Review: Supported by industry heavyweights such as Jamie Jones, Eli Brown, Sirus Hood and Josh Butler, the mysterious Eighteen Keys delivers the fifth installment of his eponymous imprint here titled "Light It Up". This is a deep and sensual tech house cut that provides perfect mood music for the warm up or afterhours alike. It's backed by second offering "You Know" a deep down and dirty expression in minimal house, packed with druggy, bumpy bass and clipped rhythm programming which would also go down a treat on Sunday morning.
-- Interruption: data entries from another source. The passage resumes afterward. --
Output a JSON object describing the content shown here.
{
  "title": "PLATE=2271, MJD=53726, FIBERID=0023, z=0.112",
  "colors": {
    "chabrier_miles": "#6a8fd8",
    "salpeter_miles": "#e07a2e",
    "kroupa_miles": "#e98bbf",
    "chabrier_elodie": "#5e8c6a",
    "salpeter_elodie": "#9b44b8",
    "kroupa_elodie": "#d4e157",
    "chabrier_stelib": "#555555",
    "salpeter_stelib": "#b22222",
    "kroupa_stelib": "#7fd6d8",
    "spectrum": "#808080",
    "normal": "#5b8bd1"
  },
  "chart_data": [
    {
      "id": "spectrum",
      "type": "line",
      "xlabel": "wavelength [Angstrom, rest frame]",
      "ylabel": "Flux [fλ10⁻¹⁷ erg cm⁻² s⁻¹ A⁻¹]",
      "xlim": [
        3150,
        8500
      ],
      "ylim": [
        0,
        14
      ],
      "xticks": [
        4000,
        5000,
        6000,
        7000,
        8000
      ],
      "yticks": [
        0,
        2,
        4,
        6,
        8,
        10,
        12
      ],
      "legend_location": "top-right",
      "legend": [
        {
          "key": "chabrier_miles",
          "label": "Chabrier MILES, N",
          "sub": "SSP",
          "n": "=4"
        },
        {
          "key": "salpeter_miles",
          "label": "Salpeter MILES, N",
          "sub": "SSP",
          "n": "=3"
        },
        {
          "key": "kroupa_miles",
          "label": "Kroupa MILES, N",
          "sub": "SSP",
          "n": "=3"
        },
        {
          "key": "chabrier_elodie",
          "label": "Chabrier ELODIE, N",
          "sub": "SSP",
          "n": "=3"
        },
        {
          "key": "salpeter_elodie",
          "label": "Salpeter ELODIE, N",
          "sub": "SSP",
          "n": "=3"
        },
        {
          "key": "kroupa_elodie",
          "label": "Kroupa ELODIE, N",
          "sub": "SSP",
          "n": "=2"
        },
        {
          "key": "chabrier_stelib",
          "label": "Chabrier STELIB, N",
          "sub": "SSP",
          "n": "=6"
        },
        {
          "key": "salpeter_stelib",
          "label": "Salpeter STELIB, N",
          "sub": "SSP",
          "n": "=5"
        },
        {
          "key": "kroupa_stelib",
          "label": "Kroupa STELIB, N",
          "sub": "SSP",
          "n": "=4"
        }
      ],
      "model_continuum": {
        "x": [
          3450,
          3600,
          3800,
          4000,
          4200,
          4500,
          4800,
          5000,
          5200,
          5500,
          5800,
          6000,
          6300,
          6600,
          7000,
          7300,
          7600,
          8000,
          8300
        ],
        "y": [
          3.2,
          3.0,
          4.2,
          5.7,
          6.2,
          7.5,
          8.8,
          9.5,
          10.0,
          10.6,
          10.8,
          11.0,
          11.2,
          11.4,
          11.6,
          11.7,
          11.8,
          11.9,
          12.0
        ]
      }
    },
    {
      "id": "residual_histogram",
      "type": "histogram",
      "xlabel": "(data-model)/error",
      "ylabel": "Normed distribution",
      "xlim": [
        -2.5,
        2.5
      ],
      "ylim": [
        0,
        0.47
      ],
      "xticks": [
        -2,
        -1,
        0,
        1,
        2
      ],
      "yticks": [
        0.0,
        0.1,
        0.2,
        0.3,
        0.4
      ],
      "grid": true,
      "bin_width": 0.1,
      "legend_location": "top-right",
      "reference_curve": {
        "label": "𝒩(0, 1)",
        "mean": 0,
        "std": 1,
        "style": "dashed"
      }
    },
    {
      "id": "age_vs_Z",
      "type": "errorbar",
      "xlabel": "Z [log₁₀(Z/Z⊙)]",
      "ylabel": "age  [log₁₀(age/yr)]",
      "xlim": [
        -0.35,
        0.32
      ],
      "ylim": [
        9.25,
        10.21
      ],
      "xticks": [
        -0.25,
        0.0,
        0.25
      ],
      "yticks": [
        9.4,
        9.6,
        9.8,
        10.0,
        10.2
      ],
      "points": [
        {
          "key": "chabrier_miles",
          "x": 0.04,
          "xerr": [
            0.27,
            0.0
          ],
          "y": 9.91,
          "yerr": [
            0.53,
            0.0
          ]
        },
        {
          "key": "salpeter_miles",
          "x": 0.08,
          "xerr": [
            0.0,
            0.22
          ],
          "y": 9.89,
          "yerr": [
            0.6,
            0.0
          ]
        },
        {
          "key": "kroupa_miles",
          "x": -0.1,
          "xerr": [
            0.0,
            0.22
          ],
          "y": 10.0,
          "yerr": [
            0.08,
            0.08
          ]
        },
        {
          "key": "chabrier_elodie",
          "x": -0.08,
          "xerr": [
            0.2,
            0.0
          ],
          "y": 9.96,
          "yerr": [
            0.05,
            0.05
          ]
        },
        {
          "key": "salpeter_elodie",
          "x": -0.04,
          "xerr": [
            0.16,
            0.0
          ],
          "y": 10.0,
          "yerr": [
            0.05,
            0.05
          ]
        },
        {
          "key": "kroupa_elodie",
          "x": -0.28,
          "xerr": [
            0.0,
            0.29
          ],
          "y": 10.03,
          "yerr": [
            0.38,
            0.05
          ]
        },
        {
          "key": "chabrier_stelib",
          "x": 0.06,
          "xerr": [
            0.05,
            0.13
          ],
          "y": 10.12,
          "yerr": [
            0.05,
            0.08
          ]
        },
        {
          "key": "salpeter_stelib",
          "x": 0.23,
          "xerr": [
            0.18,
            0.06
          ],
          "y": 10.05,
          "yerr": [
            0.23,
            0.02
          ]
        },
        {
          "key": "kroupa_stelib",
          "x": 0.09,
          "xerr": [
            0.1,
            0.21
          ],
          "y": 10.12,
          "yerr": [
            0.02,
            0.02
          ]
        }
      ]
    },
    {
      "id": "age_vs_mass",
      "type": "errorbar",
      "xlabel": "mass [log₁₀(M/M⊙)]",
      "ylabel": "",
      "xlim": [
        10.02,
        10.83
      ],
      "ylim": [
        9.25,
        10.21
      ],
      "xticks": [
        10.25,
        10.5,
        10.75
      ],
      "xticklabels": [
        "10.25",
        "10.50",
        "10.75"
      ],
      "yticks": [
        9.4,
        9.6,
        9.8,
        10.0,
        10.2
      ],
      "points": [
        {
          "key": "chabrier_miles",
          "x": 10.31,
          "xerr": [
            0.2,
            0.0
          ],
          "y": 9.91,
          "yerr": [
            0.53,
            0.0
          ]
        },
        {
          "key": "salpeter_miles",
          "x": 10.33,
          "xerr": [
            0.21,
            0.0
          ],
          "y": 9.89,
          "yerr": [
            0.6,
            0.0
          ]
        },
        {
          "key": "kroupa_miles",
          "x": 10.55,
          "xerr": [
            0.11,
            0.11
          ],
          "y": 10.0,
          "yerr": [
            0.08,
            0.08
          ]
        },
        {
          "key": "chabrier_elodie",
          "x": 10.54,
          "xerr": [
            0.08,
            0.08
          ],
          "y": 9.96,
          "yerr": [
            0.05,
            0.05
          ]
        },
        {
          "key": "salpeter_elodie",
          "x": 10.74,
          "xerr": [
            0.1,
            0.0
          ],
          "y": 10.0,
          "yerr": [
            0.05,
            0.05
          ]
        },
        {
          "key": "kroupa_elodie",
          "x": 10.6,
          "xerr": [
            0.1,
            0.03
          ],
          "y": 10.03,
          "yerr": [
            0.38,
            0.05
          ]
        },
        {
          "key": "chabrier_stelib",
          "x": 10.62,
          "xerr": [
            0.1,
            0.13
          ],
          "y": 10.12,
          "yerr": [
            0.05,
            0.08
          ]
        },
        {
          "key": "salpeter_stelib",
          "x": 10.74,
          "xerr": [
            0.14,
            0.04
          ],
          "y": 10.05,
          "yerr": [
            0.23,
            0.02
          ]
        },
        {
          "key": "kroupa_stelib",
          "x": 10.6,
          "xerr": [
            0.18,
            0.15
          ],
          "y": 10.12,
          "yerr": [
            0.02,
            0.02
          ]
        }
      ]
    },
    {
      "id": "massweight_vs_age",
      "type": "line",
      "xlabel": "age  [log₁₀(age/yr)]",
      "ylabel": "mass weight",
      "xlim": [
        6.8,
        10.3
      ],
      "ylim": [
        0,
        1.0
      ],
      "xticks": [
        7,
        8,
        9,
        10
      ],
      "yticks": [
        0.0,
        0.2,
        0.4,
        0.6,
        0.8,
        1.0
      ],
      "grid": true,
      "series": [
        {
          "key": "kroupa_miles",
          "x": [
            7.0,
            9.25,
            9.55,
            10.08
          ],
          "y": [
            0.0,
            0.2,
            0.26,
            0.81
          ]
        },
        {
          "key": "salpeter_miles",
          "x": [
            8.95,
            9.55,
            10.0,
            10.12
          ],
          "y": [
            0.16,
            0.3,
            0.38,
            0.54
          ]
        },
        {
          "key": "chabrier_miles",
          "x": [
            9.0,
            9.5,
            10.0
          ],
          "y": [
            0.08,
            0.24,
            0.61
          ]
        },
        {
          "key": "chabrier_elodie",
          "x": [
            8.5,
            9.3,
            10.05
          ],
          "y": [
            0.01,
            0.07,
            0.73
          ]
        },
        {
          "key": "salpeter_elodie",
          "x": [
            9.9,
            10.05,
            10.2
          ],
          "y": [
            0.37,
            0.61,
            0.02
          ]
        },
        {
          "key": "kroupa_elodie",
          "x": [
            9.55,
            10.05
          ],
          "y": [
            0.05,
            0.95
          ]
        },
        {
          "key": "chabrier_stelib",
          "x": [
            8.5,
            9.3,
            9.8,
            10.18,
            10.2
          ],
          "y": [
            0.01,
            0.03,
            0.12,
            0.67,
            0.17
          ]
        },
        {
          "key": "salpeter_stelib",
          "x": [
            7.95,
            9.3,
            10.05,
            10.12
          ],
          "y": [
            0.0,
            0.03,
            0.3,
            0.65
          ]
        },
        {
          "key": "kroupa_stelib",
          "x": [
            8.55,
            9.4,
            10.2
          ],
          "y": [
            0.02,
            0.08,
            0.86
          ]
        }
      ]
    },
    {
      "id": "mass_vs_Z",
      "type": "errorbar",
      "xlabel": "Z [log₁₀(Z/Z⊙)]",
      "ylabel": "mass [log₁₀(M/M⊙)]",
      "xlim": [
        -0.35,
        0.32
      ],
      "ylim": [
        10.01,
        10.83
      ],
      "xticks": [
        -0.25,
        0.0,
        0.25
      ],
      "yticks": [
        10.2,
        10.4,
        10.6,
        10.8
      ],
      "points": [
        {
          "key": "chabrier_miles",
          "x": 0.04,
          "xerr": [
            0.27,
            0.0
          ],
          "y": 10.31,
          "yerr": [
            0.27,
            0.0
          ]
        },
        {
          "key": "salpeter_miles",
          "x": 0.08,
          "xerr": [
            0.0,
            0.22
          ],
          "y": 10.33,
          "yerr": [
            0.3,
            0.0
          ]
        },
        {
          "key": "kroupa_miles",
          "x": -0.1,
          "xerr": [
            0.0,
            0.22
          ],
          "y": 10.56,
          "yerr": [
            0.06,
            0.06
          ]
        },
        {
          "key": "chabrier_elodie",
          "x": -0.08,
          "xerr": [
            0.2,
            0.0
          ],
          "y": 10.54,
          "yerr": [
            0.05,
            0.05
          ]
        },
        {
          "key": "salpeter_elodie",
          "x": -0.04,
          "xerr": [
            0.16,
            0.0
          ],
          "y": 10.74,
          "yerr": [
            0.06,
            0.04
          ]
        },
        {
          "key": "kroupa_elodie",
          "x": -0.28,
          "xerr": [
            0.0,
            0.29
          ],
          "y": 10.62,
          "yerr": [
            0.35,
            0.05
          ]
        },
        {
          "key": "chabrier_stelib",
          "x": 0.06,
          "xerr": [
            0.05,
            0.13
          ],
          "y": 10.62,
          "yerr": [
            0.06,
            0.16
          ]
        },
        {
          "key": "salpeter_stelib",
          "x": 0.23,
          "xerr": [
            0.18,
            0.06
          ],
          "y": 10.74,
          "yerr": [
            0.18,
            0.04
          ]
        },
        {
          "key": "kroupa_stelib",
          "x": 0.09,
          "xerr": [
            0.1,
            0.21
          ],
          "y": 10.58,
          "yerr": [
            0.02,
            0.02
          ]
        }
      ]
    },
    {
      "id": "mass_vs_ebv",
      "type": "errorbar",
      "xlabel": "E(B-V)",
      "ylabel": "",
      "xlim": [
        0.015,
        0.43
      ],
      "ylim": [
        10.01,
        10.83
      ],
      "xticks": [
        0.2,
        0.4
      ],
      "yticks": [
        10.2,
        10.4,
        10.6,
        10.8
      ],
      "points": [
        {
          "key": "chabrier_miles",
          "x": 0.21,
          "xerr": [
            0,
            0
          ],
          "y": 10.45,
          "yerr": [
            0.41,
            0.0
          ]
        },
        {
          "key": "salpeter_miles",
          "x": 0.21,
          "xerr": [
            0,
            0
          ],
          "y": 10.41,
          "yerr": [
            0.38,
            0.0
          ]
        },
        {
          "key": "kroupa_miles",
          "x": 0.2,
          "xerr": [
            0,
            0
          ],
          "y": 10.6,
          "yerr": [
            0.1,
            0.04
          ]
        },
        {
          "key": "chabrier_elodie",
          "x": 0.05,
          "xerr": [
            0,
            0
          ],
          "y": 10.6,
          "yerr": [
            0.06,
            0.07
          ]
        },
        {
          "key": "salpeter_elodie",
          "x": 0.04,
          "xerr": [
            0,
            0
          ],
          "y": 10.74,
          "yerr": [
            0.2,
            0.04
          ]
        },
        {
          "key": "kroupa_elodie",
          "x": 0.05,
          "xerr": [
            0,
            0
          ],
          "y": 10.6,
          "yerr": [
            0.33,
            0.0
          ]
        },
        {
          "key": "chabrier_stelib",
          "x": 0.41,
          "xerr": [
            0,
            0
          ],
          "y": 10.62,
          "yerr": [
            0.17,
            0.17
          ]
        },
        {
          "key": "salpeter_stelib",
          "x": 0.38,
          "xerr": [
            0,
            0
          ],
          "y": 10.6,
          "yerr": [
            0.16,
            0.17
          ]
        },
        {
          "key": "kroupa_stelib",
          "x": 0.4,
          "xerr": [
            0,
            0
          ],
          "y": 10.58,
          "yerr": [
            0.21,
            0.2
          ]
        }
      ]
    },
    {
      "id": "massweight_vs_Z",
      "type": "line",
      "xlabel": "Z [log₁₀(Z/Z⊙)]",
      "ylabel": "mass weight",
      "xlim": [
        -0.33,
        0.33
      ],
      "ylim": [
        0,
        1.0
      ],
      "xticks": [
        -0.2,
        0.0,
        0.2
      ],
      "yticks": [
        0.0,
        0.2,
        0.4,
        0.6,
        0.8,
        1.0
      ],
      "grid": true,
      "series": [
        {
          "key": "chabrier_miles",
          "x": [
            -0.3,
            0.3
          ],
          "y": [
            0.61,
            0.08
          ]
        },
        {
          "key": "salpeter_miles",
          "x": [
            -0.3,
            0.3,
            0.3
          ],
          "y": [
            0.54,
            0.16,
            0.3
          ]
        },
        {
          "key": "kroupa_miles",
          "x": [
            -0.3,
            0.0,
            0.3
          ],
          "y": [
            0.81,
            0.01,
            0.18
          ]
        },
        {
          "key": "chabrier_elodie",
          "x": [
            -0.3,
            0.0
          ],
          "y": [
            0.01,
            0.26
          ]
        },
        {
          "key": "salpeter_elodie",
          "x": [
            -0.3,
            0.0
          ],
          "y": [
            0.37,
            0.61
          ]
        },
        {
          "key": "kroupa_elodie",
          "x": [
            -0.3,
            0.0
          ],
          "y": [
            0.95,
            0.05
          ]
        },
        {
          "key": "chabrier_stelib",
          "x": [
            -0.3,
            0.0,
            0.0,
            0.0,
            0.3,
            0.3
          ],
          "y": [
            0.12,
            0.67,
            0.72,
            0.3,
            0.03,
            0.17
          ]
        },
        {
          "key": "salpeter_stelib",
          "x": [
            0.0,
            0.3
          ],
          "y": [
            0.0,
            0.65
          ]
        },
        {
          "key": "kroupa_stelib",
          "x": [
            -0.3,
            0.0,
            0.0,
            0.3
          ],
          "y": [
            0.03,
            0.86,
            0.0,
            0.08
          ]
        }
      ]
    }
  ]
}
Review: Chicago house legend Paris Brightledge has been rather quiet of late, with his last solo single, Forgive You (a collaboration with Marlopn Hoffstadt) appearing way back in 2017. 'Deep In My Soul', then, is a comeback of sorts - and a predictably fine one at that. Old pal Marshall Jefferson provides the EP-opening remix, adding Brightledge's trademark vocals - soulful and emotion-rich as ever - atop a spacey deep house track rich in swirling chords, crunchy drums and bubbly TB-303 acid lines. Brightledge's own 'Ascension Mix' is percussively bolder and chunkier but similarly spacey with added cybersonic synth-bass goodness, while the Eric Kupper remix is bright, breezy and laden with smile-inducing organ riffs. Finally, Hula Malone reworks K'Alexei Shelby hook-up 'I See Your Face', delivering a mix that's bouncy, percussive and hypnotic.